Leaked Emails Show Extensive Anti-Trans Agenda

A cache of emails has been leaked by Twitter activist ‘maia’, revealing an organised campaign between US politicians, lawmakers and right-wing groups to target transgender rights across the nation. The emails number 2,600 pages of chilling correspondence, wherein South Dakota representative Fred Deutsch and his associates plan and celebrate anti-trans legislation.

The email chains revolve mostly around Fred Deutsch, beginning in August 2019. At that time, Deutsch sent emails to more than a dozen anti-trans activists, doctors and lawyers, attaching the text of a bill he was planning to introduce to the South Dakota parliament.

The bill is called the Vulnerable Child Protection Act (VCPA), and it intended to make it a criminal offence for doctors to provide gender-affirming medical care to children under 16 years of age.

Deutsch told his email recipients to prepare for “an uphill battle” to get the law passed, and asked, “As always, please do not share this with the media. The longer we can fly under the radar the better.”

One of Fred Deutsch’s earlier emails in the cache, updating recipients on the progress of his VCPA bill and asking them ‘not to share this with the media’.

When Deutsch’s bill was rejected in 2020, he complained to his email chain that, “Though our session in SD is now over and our efforts to protect gender-confused vulnerable children failed, I continue to receive ugly email and social media posts.”

Unfortunately, it wasn’t the end for the VCPA, which passed with some revisions this year. Doctors in South Dakota who provide gender-affirming care to minors will have their medical licenses stripped, and healthcare providers will be required to gradually cut off puberty blockers and hormones for any kids they’re already treating.

It’s well established that gender-affirming healthcare significantly reduces risk of suicide and self-harm for gender diverse young people. Numerous scientific studies conclude as such, and all America’s major medical organisations support the importance of gender-affirming care.

But the uncovered emails show the South Dakota ‘team’, as they commonly refer to themselves, brainstorming how to counter this argument.

Activist Erin Reed warns of the depth of conservative collusion behind anti-trans legislation. You can read her Twitter thread on the fundamentalist backing behind the Society for Evidence Based Gender Medicine above.

The emails also show extensive collaboration with groups like the conservative Christian legal powerhouse Alliance Defending Freedom.

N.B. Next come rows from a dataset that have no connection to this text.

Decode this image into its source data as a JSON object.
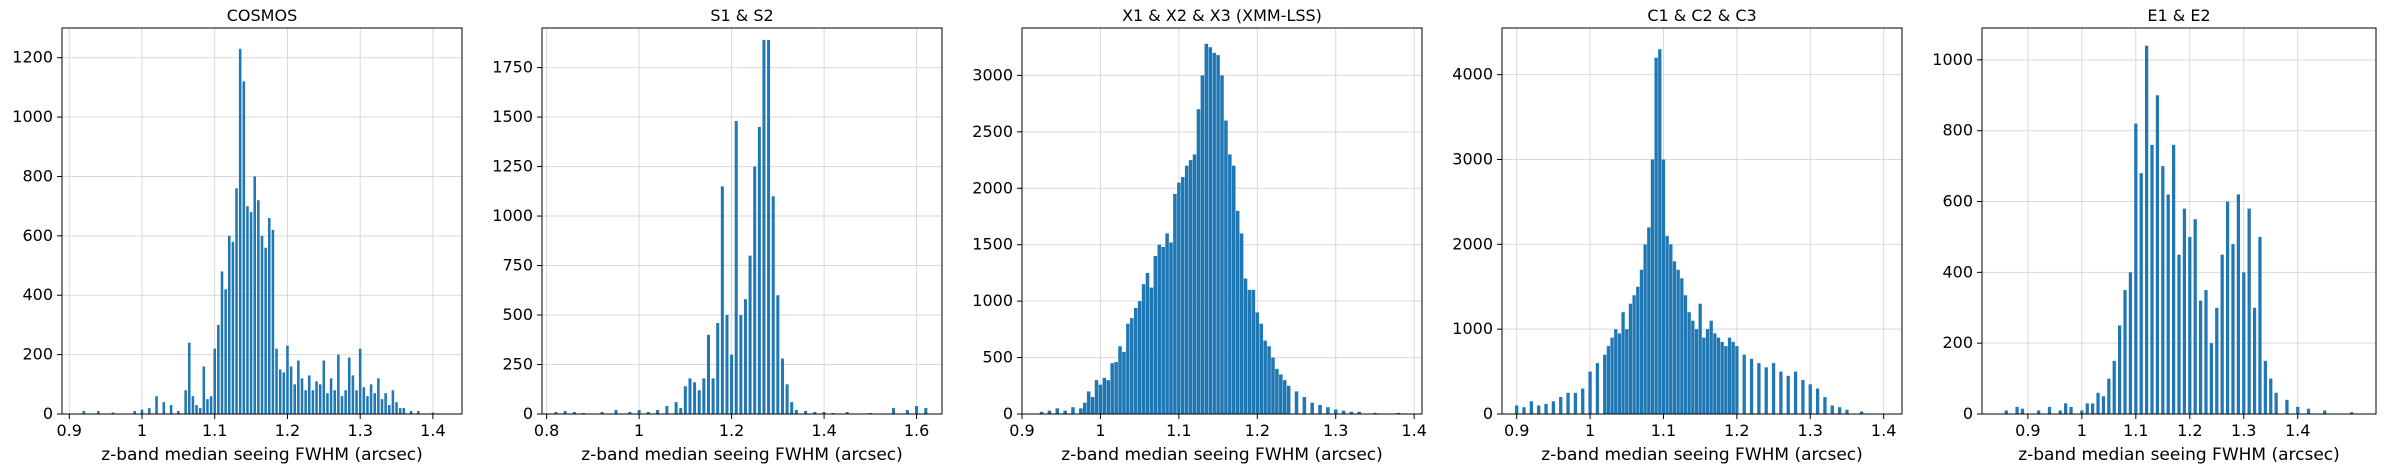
{
  "colors": {
    "bar": "#1f77b4",
    "grid": "#d9d9d9",
    "axis": "#000000"
  },
  "chart_data": [
    {
      "type": "bar",
      "title": "COSMOS",
      "xlabel": "z-band median seeing FWHM (arcsec)",
      "ylabel": "",
      "grid": true,
      "xlim": [
        0.89,
        1.44
      ],
      "ylim": [
        0,
        1300
      ],
      "xticks": [
        0.9,
        1.0,
        1.1,
        1.2,
        1.3,
        1.4
      ],
      "yticks": [
        0,
        200,
        400,
        600,
        800,
        1000,
        1200
      ],
      "bin_width": 0.0035,
      "x": [
        0.92,
        0.94,
        0.96,
        0.99,
        1.0,
        1.01,
        1.02,
        1.03,
        1.04,
        1.05,
        1.06,
        1.065,
        1.07,
        1.075,
        1.08,
        1.085,
        1.09,
        1.095,
        1.1,
        1.105,
        1.11,
        1.115,
        1.12,
        1.125,
        1.13,
        1.135,
        1.14,
        1.145,
        1.15,
        1.155,
        1.16,
        1.165,
        1.17,
        1.175,
        1.18,
        1.185,
        1.19,
        1.195,
        1.2,
        1.205,
        1.21,
        1.215,
        1.22,
        1.225,
        1.23,
        1.235,
        1.24,
        1.245,
        1.25,
        1.255,
        1.26,
        1.265,
        1.27,
        1.275,
        1.28,
        1.285,
        1.29,
        1.295,
        1.3,
        1.305,
        1.31,
        1.315,
        1.32,
        1.325,
        1.33,
        1.335,
        1.34,
        1.345,
        1.35,
        1.355,
        1.36,
        1.37,
        1.38,
        1.4
      ],
      "values": [
        10,
        10,
        5,
        10,
        15,
        20,
        60,
        40,
        30,
        10,
        80,
        240,
        60,
        30,
        20,
        160,
        50,
        60,
        220,
        300,
        480,
        420,
        600,
        580,
        760,
        1230,
        1120,
        700,
        680,
        800,
        720,
        600,
        560,
        660,
        620,
        220,
        150,
        140,
        230,
        160,
        100,
        180,
        120,
        80,
        130,
        80,
        110,
        100,
        180,
        70,
        120,
        80,
        200,
        60,
        80,
        190,
        130,
        80,
        220,
        90,
        60,
        100,
        70,
        120,
        50,
        70,
        30,
        80,
        40,
        20,
        20,
        10,
        10,
        5
      ]
    },
    {
      "type": "bar",
      "title": "S1 & S2",
      "xlabel": "z-band median seeing FWHM (arcsec)",
      "ylabel": "",
      "grid": true,
      "xlim": [
        0.79,
        1.655
      ],
      "ylim": [
        0,
        1950
      ],
      "xticks": [
        0.8,
        1.0,
        1.2,
        1.4,
        1.6
      ],
      "yticks": [
        0,
        250,
        500,
        750,
        1000,
        1250,
        1500,
        1750
      ],
      "bin_width": 0.0065,
      "x": [
        0.82,
        0.84,
        0.86,
        0.88,
        0.92,
        0.95,
        0.98,
        1.0,
        1.02,
        1.04,
        1.06,
        1.08,
        1.09,
        1.1,
        1.11,
        1.12,
        1.13,
        1.14,
        1.15,
        1.16,
        1.17,
        1.18,
        1.19,
        1.2,
        1.21,
        1.22,
        1.23,
        1.24,
        1.25,
        1.26,
        1.27,
        1.28,
        1.29,
        1.3,
        1.31,
        1.32,
        1.33,
        1.34,
        1.36,
        1.38,
        1.4,
        1.42,
        1.45,
        1.5,
        1.55,
        1.58,
        1.6,
        1.62
      ],
      "values": [
        10,
        15,
        10,
        5,
        10,
        20,
        10,
        20,
        10,
        20,
        40,
        60,
        30,
        140,
        180,
        160,
        120,
        180,
        400,
        180,
        460,
        1150,
        500,
        300,
        1480,
        500,
        580,
        800,
        1250,
        1450,
        1890,
        1890,
        1100,
        600,
        280,
        150,
        60,
        20,
        15,
        10,
        10,
        5,
        10,
        5,
        30,
        20,
        40,
        30
      ]
    },
    {
      "type": "bar",
      "title": "X1 & X2 & X3 (XMM-LSS)",
      "xlabel": "z-band median seeing FWHM (arcsec)",
      "ylabel": "",
      "grid": true,
      "xlim": [
        0.9,
        1.41
      ],
      "ylim": [
        0,
        3420
      ],
      "xticks": [
        0.9,
        1.0,
        1.1,
        1.2,
        1.3,
        1.4
      ],
      "yticks": [
        0,
        500,
        1000,
        1500,
        2000,
        2500,
        3000
      ],
      "bin_width": 0.0045,
      "x": [
        0.925,
        0.935,
        0.945,
        0.955,
        0.965,
        0.975,
        0.98,
        0.985,
        0.99,
        0.995,
        1.0,
        1.005,
        1.01,
        1.015,
        1.02,
        1.025,
        1.03,
        1.035,
        1.04,
        1.045,
        1.05,
        1.055,
        1.06,
        1.065,
        1.07,
        1.075,
        1.08,
        1.085,
        1.09,
        1.095,
        1.1,
        1.105,
        1.11,
        1.115,
        1.12,
        1.125,
        1.13,
        1.135,
        1.14,
        1.145,
        1.15,
        1.155,
        1.16,
        1.165,
        1.17,
        1.175,
        1.18,
        1.185,
        1.19,
        1.195,
        1.2,
        1.205,
        1.21,
        1.215,
        1.22,
        1.225,
        1.23,
        1.235,
        1.24,
        1.25,
        1.26,
        1.27,
        1.28,
        1.29,
        1.3,
        1.31,
        1.32,
        1.33,
        1.35,
        1.38
      ],
      "values": [
        20,
        30,
        50,
        30,
        60,
        50,
        100,
        200,
        150,
        300,
        260,
        320,
        300,
        450,
        460,
        600,
        550,
        800,
        850,
        940,
        1000,
        1150,
        1250,
        1120,
        1400,
        1500,
        1480,
        1600,
        1520,
        1950,
        2050,
        2100,
        2200,
        2250,
        2300,
        2700,
        3000,
        3280,
        3250,
        3200,
        3180,
        3000,
        2600,
        2300,
        2200,
        1800,
        1600,
        1200,
        1100,
        1100,
        900,
        800,
        650,
        600,
        500,
        400,
        350,
        300,
        250,
        200,
        150,
        100,
        80,
        60,
        40,
        30,
        20,
        20,
        10,
        10
      ]
    },
    {
      "type": "bar",
      "title": "C1 & C2 & C3",
      "xlabel": "z-band median seeing FWHM (arcsec)",
      "ylabel": "",
      "grid": true,
      "xlim": [
        0.88,
        1.425
      ],
      "ylim": [
        0,
        4550
      ],
      "xticks": [
        0.9,
        1.0,
        1.1,
        1.2,
        1.3,
        1.4
      ],
      "yticks": [
        0,
        1000,
        2000,
        3000,
        4000
      ],
      "bin_width": 0.0045,
      "x": [
        0.9,
        0.91,
        0.92,
        0.93,
        0.94,
        0.95,
        0.96,
        0.97,
        0.98,
        0.99,
        1.0,
        1.01,
        1.02,
        1.025,
        1.03,
        1.035,
        1.04,
        1.045,
        1.05,
        1.055,
        1.06,
        1.065,
        1.07,
        1.075,
        1.08,
        1.085,
        1.09,
        1.095,
        1.1,
        1.105,
        1.11,
        1.115,
        1.12,
        1.125,
        1.13,
        1.135,
        1.14,
        1.145,
        1.15,
        1.155,
        1.16,
        1.165,
        1.17,
        1.175,
        1.18,
        1.185,
        1.19,
        1.195,
        1.2,
        1.21,
        1.22,
        1.23,
        1.24,
        1.25,
        1.26,
        1.27,
        1.28,
        1.29,
        1.3,
        1.31,
        1.32,
        1.33,
        1.34,
        1.35,
        1.37
      ],
      "values": [
        100,
        80,
        150,
        100,
        120,
        150,
        200,
        250,
        250,
        300,
        500,
        600,
        700,
        800,
        900,
        1000,
        950,
        1200,
        1000,
        1300,
        1400,
        1500,
        1700,
        2000,
        2200,
        3000,
        4200,
        4300,
        3000,
        2100,
        2000,
        1800,
        1700,
        1600,
        1400,
        1200,
        1100,
        1000,
        1300,
        900,
        1000,
        1100,
        950,
        900,
        850,
        800,
        900,
        850,
        800,
        700,
        650,
        600,
        550,
        600,
        500,
        450,
        500,
        400,
        350,
        300,
        200,
        100,
        80,
        50,
        30
      ]
    },
    {
      "type": "bar",
      "title": "E1 & E2",
      "xlabel": "z-band median seeing FWHM (arcsec)",
      "ylabel": "",
      "grid": true,
      "xlim": [
        0.815,
        1.545
      ],
      "ylim": [
        0,
        1090
      ],
      "xticks": [
        0.9,
        1.0,
        1.1,
        1.2,
        1.3,
        1.4
      ],
      "yticks": [
        0,
        200,
        400,
        600,
        800,
        1000
      ],
      "bin_width": 0.006,
      "x": [
        0.86,
        0.88,
        0.89,
        0.92,
        0.94,
        0.96,
        0.97,
        0.98,
        1.0,
        1.01,
        1.02,
        1.03,
        1.04,
        1.05,
        1.06,
        1.07,
        1.08,
        1.09,
        1.1,
        1.11,
        1.12,
        1.13,
        1.14,
        1.15,
        1.16,
        1.17,
        1.18,
        1.19,
        1.2,
        1.21,
        1.22,
        1.23,
        1.24,
        1.25,
        1.26,
        1.27,
        1.28,
        1.29,
        1.3,
        1.31,
        1.32,
        1.33,
        1.34,
        1.35,
        1.36,
        1.38,
        1.4,
        1.42,
        1.45,
        1.5
      ],
      "values": [
        10,
        20,
        15,
        10,
        20,
        10,
        30,
        20,
        10,
        30,
        30,
        60,
        50,
        100,
        150,
        250,
        350,
        400,
        820,
        680,
        1040,
        760,
        900,
        700,
        620,
        760,
        450,
        580,
        500,
        550,
        320,
        350,
        200,
        300,
        450,
        600,
        480,
        620,
        400,
        580,
        300,
        500,
        150,
        100,
        60,
        40,
        20,
        15,
        10,
        5
      ]
    }
  ]
}
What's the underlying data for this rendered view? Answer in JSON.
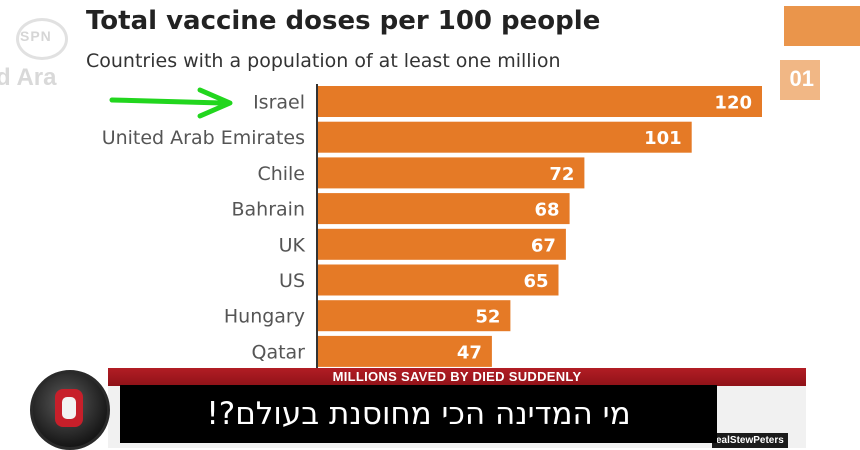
{
  "background": {
    "left_text": "d Ara",
    "logo_text": "SPN",
    "right_value_partial": "01"
  },
  "chart_data": {
    "type": "bar",
    "orientation": "horizontal",
    "title": "Total vaccine doses per 100 people",
    "subtitle": "Countries with a population of at least one million",
    "categories": [
      "Israel",
      "United Arab Emirates",
      "Chile",
      "Bahrain",
      "UK",
      "US",
      "Hungary",
      "Qatar"
    ],
    "values": [
      120,
      101,
      72,
      68,
      67,
      65,
      52,
      47
    ],
    "xlim": [
      0,
      120
    ],
    "grid": false,
    "bar_color": "#e57a26",
    "annotation_arrow_color": "#22d61e",
    "annotation": "arrow pointing to Israel"
  },
  "overlay": {
    "ticker": "MILLIONS SAVED BY DIED SUDDENLY",
    "caption": "מי המדינה הכי מחוסנת בעולם?!",
    "handle": "ealStewPeters",
    "ticker_color": "#b21d24"
  }
}
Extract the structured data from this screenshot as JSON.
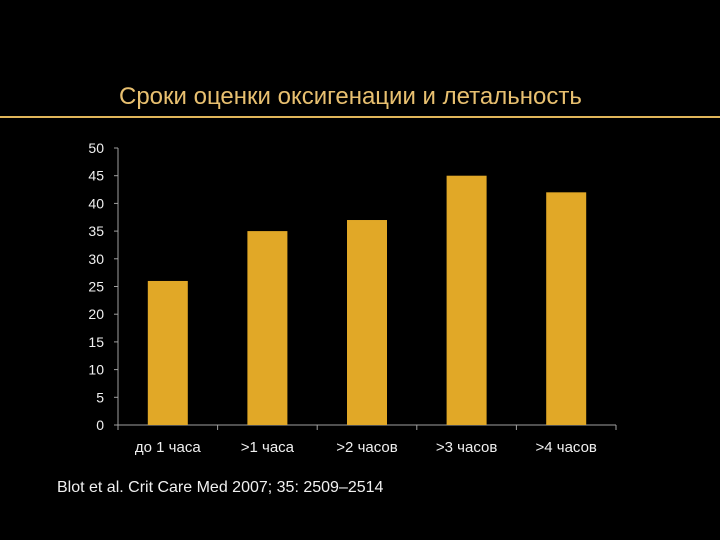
{
  "slide": {
    "title": "Сроки оценки оксигенации и летальность",
    "citation": "Blot et al. Crit Care Med 2007; 35: 2509–2514"
  },
  "colors": {
    "background": "#000000",
    "title": "#e8c070",
    "rule": "#e0b55a",
    "bar": "#e1a827",
    "axis": "#a0a0a0",
    "tick_text": "#f0f0f0"
  },
  "chart_data": {
    "type": "bar",
    "categories": [
      "до 1 часа",
      ">1 часа",
      ">2 часов",
      ">3 часов",
      ">4 часов"
    ],
    "values": [
      26,
      35,
      37,
      45,
      42
    ],
    "title": "",
    "xlabel": "",
    "ylabel": "",
    "ylim": [
      0,
      50
    ],
    "yticks": [
      "0",
      "5",
      "10",
      "15",
      "20",
      "25",
      "30",
      "35",
      "40",
      "45",
      "50"
    ],
    "grid": false,
    "legend": "none"
  }
}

ADF has drafted bills banning trans kids from using school bathrooms or playing on sports teams aligning with their gender, and was behind the Mississippi abortion ban that led to the overturning of Roe. ADF has also suggested state-sanctioned sterilisation of trans people in Europe.

The common refrain of anti-trans activists – that they’re trying to protect and help ‘confused’ children – is “just a front for what they do behind the scenes,” says Elisa Rae Shupe. “It’s like they want to do as much damage to the trans community as they can.”

Shupe is a retired US Army soldier who became vocal anti-trans advocate and participated in Deutsch’s working group after detransitioning. She’s since retransitioned and denounced many of her past statements. Speaking about her time working with the ‘team’, she said “It was like Deutsch assembled a team of Navy SEALs – we were all trained killers in a specialty.”

And even as Deutsch’s original bill was being rejected and reassembled, these anti-trans ‘SEALs’ were working to get similar VCPAs passed in other states, including in Georgia, Utah and Alabama.

An email in the leaked files from Deutsch’s associate Vernadette Broyles, announcing she had brought Georgian politician Ginny Erhart into the fold and expressing excitement ‘for what God is doing in Georgia’.

Activist Erin Reed, who tracks anti-trans legislation, says legislators are often surprised that outside forces are pushing this backwards legislation. But the leaked emails clearly show an organised conspiracy to restrict trans rights. “This isn’t coming from an in-state grassroots support system,” says Reed.